Pada saat Bangsa Indonesia sedang bersiap-siap untuk merayakan hari kemerdekaan yang ke 70, ternyata kembali bangsa ini kembali harus berduka dengan terjadinya kecelakaan pesawat Trigana Air ATR 42-300 dengan rute Bandara Sentani menuju Oxibil.
Kejadian tersebut memunculkan banyak diskusi oleh para pakar yang membahas dari kemungkinan terjadinya kecelakaan sampai dengan pembahasan mengenai kondisi bandara di daerah Papua. Dari seluruh pembahasan tersebut, ternyata dapat disimpulkan bahwa keselamatan merupakan faktor utama yang harus menjadi perhatian dari seluruh penyelenggara transportasi umum.
Kesimpulan tersebut jelas memperkuat pernyataan dari Menteri Perhubungan Ignasius Jonan yang selalu mengatakan bahwa keselamatan merupakan prioritas utama dalam penyelenggaraan transportasi (01/07).
Akan tetapi, dalam mendiskusikan masalah keselamatan khususnya penerbangan di Papua, bukanlah sebuah perkara mudah. Konsep penerbangan di Papua jelas memiliki pendekatan yang berbeda dengan penerbangan di daerah-daerah lain.
Untuk beberapa kota seperti Jakarta, Surabaya, Medan, Makasar dan kota-kota besar lainnya, banyak penerbangan yang dianggap sebagai alat transportasi untuk kelas menengah atas.

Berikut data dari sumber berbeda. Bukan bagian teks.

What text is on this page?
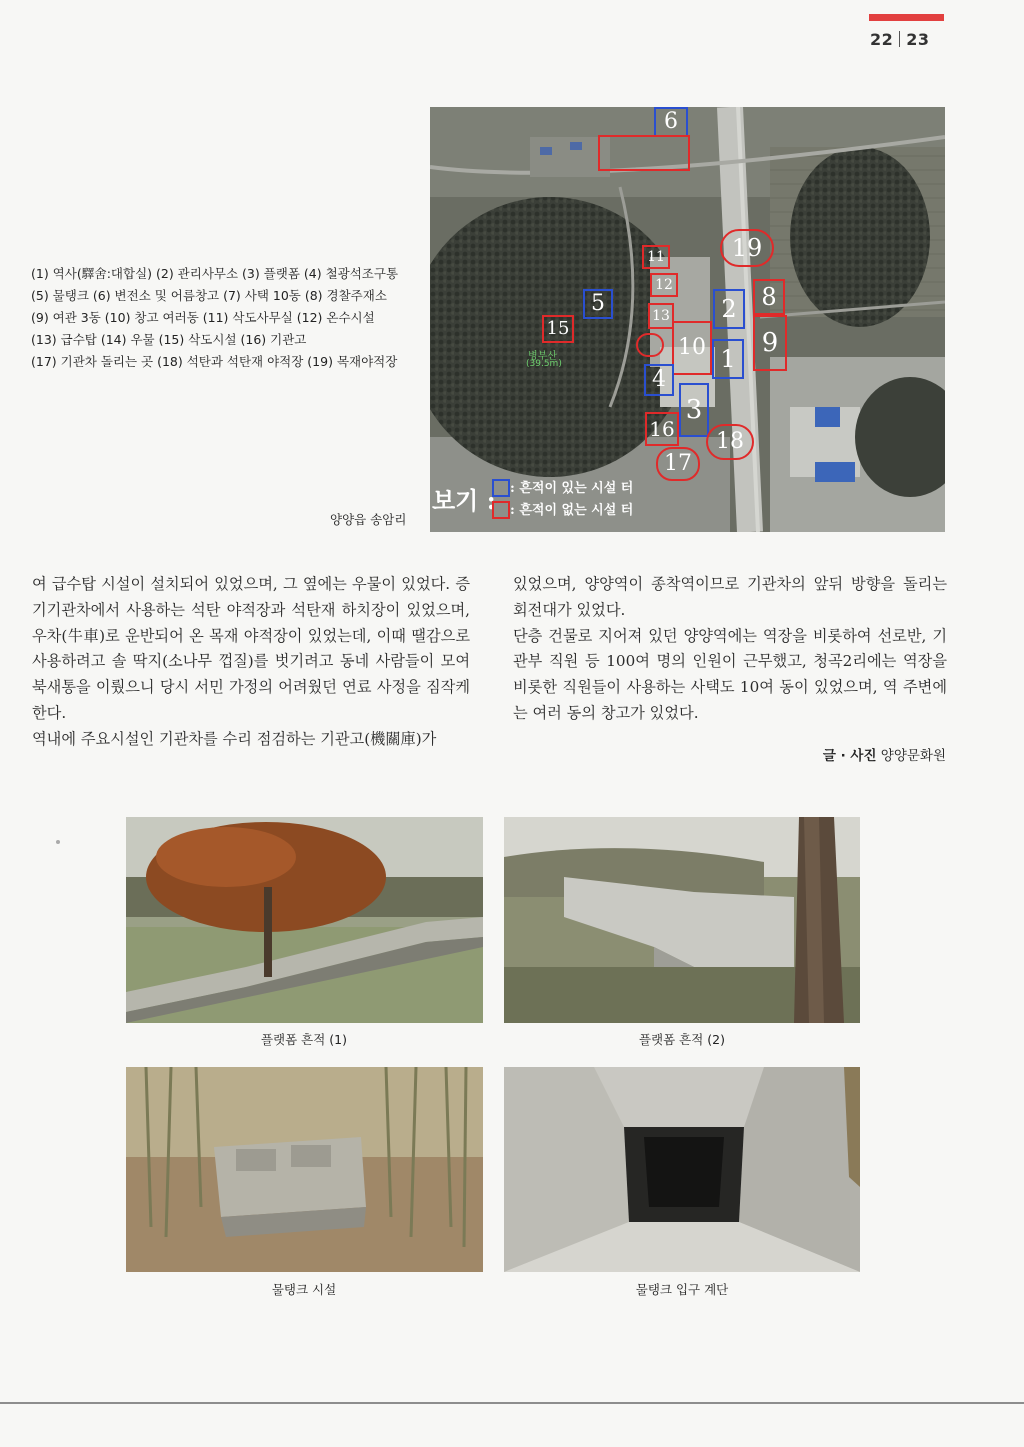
22 23
(1) 역사(驛舍:대합실) (2) 관리사무소 (3) 플랫폼 (4) 철광석조구통
(5) 물탱크 (6) 변전소 및 어름창고 (7) 사택 10동 (8) 경찰주재소
(9) 여관 3동 (10) 창고 여러동 (11) 삭도사무실 (12) 온수시설
(13) 급수탑 (14) 우물 (15) 삭도시설 (16) 기관고
(17) 기관차 돌리는 곳 (18) 석탄과 석탄재 야적장 (19) 목재야적장
6
19
11
12	8
5	2
15
13
10	9
1
4
3
16	18
17
병부산
(39.5m)
보기 : : 흔적이 있는 시설 터
: 흔적이 없는 시설 터
양양읍 송암리

여 급수탑 시설이 설치되어 있었으며, 그 옆에는 우물이 있었다. 증기기관차에서 사용하는 석탄 야적장과 석탄재 하치장이 있었으며, 우차(牛車)로 운반되어 온 목재 야적장이 있었는데, 이때 땔감으로 사용하려고 솔 딱지(소나무 껍질)를 벗기려고 동네 사람들이 모여 북새통을 이뤘으니 당시 서민 가정의 어려웠던 연료 사정을 짐작케 한다.

역내에 주요시설인 기관차를 수리 점검하는 기관고(機關庫)가

있었으며, 양양역이 종착역이므로 기관차의 앞뒤 방향을 돌리는 회전대가 있었다.

단층 건물로 지어져 있던 양양역에는 역장을 비롯하여 선로반, 기관부 직원 등 100여 명의 인원이 근무했고, 청곡2리에는 역장을 비롯한 직원들이 사용하는 사택도 10여 동이 있었으며, 역 주변에는 여러 동의 창고가 있었다.

글 · 사진 양양문화원
플랫폼 흔적 (1)	플랫폼 흔적 (2)
물탱크 시설	물탱크 입구 계단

Apalagi dengan kehadiran pesawat-pesawat raksasa yang siap membawa penumpangnya mengunjungi setiap Negara yang ada di seluruh dunia ini.
Sedangkan untuk daerah Papua, penerbangan kerap kali menjadi satu-satunya alat transportasi untuk menjangkau daerah-daerah di Papua khususnya di daerah pegunungan. Pesawat diterbangkan bukan hanya untuk kepentingan transportasi penumpang, akan tetapi juga merupakan alat utama untuk menyambung rantai logistik bagi masyarakat yang tinggal di tempat tersebut.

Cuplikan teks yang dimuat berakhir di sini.